In the case of asylum and the border, that means detaining aliens who are apprehended entering illegally — from the moment they are caught until they’re either granted asylum or removed. The detention of illegal migrants isn’t some legislative “suggestion” — it’s a congressional mandate.

You wouldn’t know that from the administration’s response. On January 3, Fox News reported that even though Congress gave ICE funding for 34,000 detention beds (per day) in its FY 2022 budget, the agency detained on average just 22,630 aliens last fiscal year — even as agents at the Southwest border apprehended more than 2.2 million illegal entrants (an all-time high, and it wasn’t even close).

Detentions and illegal entries are not simply tangentially related — they are intrinsically intertwined, and as detentions rise, entries fall.

That’s what happened when, in lieu of detention but pursuant to congressional authority, the Trump administration implemented the Migrant Protection Protocols (MPP), better known as “Remain in Mexico”.

MPP allowed DHS to send non-Mexican aliens who had entered illegally and claimed a fear of return back across the border to await their asylum hearings.

As DHS determined in its October 2019 assessment of the program, “aliens without meritorious” asylum claims — “which no longer constitute[d] a free ticket into the United States” — started voluntarily going home once MPP was implemented.

Detaining illegal migrants — which again the law requires — works the same way. It denies aliens who have entered illegally a “free ticket” to live and work in the United States indefinitely (if not forever) simply by asking for asylum.

Even better, once those “asylum seekers” are in ICE custody, the federal government pays the cost for providing not just housing, but also those “meals, clothing and showers” Mayor Lightfoot needs cash for. Medical care, too. And for those alien children in ICE custody, the agency also provides education and educational supplies.

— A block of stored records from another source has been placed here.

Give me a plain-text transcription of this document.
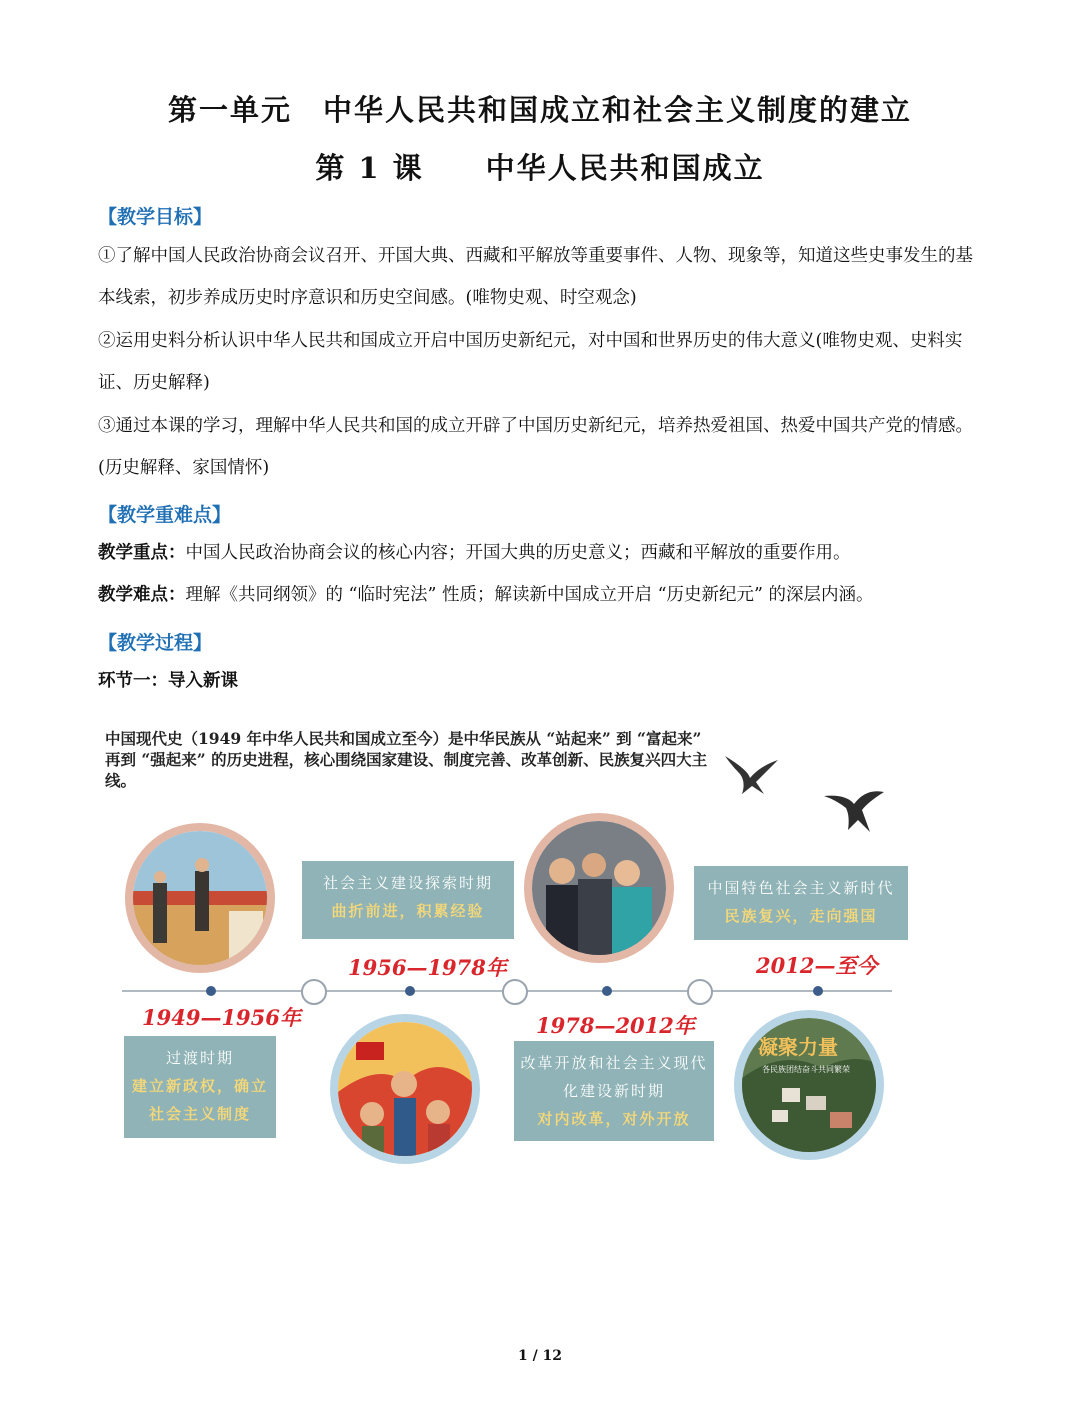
第一单元　中华人民共和国成立和社会主义制度的建立
第 1 课　　中华人民共和国成立
【教学目标】
①了解中国人民政治协商会议召开、开国大典、西藏和平解放等重要事件、人物、现象等，知道这些史事发生的基本线索，初步养成历史时序意识和历史空间感。(唯物史观、时空观念)
②运用史料分析认识中华人民共和国成立开启中国历史新纪元，对中国和世界历史的伟大意义(唯物史观、史料实证、历史解释)
③通过本课的学习，理解中华人民共和国的成立开辟了中国历史新纪元，培养热爱祖国、热爱中国共产党的情感。(历史解释、家国情怀)
【教学重难点】
教学重点：中国人民政治协商会议的核心内容；开国大典的历史意义；西藏和平解放的重要作用。
教学难点：理解《共同纲领》的 “临时宪法” 性质；解读新中国成立开启 “历史新纪元” 的深层内涵。
【教学过程】
环节一：导入新课
中国现代史（1949 年中华人民共和国成立至今）是中华民族从 “站起来” 到 “富起来” 再到 “强起来” 的历史进程，核心围绕国家建设、制度完善、改革创新、民族复兴四大主线。
过渡时期
建立新政权，确立社会主义制度
1949—1956年
社会主义建设探索时期
曲折前进，积累经验
1956—1978年
改革开放和社会主义现代化建设新时期
对内改革，对外开放
1978—2012年
中国特色社会主义新时代
民族复兴，走向强国
2012—至今
凝聚力量
各民族团结奋斗共同繁荣
1 / 12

For those who complain that detaining “asylum seekers” isn’t “humane”, consider the alternatives. The basis of every asylum claim is that the applicant is in fear of his or her life back home. ICE provides the ultimate protection, overseen by Congress itself, as well as by any number of governmental and NGO watchdogs.

And by eliminating the undeniably clear incentives for entering illegally and filing a bogus asylum claim, detention makes it less likely that hundreds of thousands of aliens will risk physical and sexual assault, extortion, and death at the hands of what then-Vice President Joe Biden described in 2014 as “very dangerous, not-nice, human-smuggling networks”.

The border and immigration enforcement are federal responsibilities, but DHS has been shirking them ever since Biden took office. If the president won’t listen to Governor Abbott, perhaps he will listen to Mayor Lightfoot, who should tell both Biden and Mayorkas to stop making excuses and start doing their jobs. Non-enforcement isn’t cheap.